Something you hadn’t considered previously? Reading this may help it
make sense now. http://moralinjuryproject.syr.edu/about-moral-injury/
Paramedics provide high quality care to sick and injured patients and
then transport them to Hospital. The problem? At the Hospital we are
dismissed to a hallway where our care by default becomes substandard.
Hallway Waiting forces EMS crews to stay where they don't belong,
attempting care they weren’t trained or hired for, while neglecting their
own work responding to and caring for patients outside the Hospital.
It starts right at triage, where we stand and have to 'sell' our patient to
a RN who's using a lengthy EHR system that clearly values process over
patient care. "No Beds,” the triage RN says, “Go Down the Hallway."
We deal daily with an increasingly adversarial Hospital culture that fails
to recognize the importance of EMS turnaround times, fails to get crews
back into service and refuses to make transfer of care to ER a priority.
Our 'Hospital-centric' Doctors and Senior Healthcare Administrators
continue to discount the importance of citizens who will suddenly
become EMS patients waiting for Paramedic care in the community.
Lengthening response times for critically ill patients are now a direct
result of EMS crews being out of service in the hospital hallway.
Paramedics on overtime are lined up at triage and a dozen ambulances
parked idling outside the ER for hours has become a common sight.
Occasional late calls are certainly expected in pre-hospital care but now
they’ve become routine. Paramedics are too often not getting home to
their families in a timely fashion. Our EMS leadership, who all leave for
home on time, have proven powerless to correct these problems.

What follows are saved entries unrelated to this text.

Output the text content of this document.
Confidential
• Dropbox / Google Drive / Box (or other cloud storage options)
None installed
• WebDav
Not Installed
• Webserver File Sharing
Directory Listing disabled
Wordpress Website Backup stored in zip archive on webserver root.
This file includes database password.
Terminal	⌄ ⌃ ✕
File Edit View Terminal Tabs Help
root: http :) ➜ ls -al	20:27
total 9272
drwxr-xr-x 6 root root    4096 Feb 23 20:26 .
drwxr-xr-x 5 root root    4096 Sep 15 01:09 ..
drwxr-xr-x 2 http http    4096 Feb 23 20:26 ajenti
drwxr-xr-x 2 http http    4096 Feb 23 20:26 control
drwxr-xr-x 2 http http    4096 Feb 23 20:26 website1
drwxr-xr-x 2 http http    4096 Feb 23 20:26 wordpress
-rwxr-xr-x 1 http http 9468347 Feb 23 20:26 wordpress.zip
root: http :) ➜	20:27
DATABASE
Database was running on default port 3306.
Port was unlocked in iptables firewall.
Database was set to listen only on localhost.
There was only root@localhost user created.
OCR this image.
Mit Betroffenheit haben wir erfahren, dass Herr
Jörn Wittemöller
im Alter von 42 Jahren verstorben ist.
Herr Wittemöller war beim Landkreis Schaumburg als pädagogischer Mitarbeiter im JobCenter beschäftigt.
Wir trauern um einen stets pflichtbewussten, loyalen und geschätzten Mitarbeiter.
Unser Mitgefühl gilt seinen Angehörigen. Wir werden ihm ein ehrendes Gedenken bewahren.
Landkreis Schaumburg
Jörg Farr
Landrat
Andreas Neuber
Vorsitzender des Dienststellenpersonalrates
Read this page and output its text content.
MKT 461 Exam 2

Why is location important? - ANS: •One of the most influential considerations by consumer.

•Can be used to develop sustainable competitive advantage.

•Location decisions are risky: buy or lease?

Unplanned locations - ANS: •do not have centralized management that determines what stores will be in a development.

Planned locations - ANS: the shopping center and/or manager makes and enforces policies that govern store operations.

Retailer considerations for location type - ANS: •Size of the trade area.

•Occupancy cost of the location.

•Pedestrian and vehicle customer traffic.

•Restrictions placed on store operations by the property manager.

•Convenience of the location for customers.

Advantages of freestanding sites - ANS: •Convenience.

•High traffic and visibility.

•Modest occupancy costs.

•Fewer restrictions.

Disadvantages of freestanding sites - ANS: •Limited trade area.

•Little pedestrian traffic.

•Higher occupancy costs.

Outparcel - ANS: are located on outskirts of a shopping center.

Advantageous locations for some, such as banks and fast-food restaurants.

Our union and professional associations, which we pay an awful lot of
money to, have refused to publicly take a stand to protect us and our
patients from the increasingly harmful practice of hallway waiting.
What is the result of this continuous assault on the defined ethical
values and respect for quality patient care, which all Paramedics hold?
It’s frustration, sadness, anger... all of which must be 'stuffed down' in
an effort to continue providing just adequate care to our patients, both
those waiting in the hallway, as well as waiting out in the community.
We are all trying to help, taking over care in the hallway - writing RLS's
- moving trucks in the Ambulance bay - rushing to clear the Hospital in
a RED ALERT – but we all know we're just shuffling the deck chairs
around on a sinking ship. We can’t Band-Aid this problem much longer.
So let's talk about this... and let's End Paramedic Hallway Waits.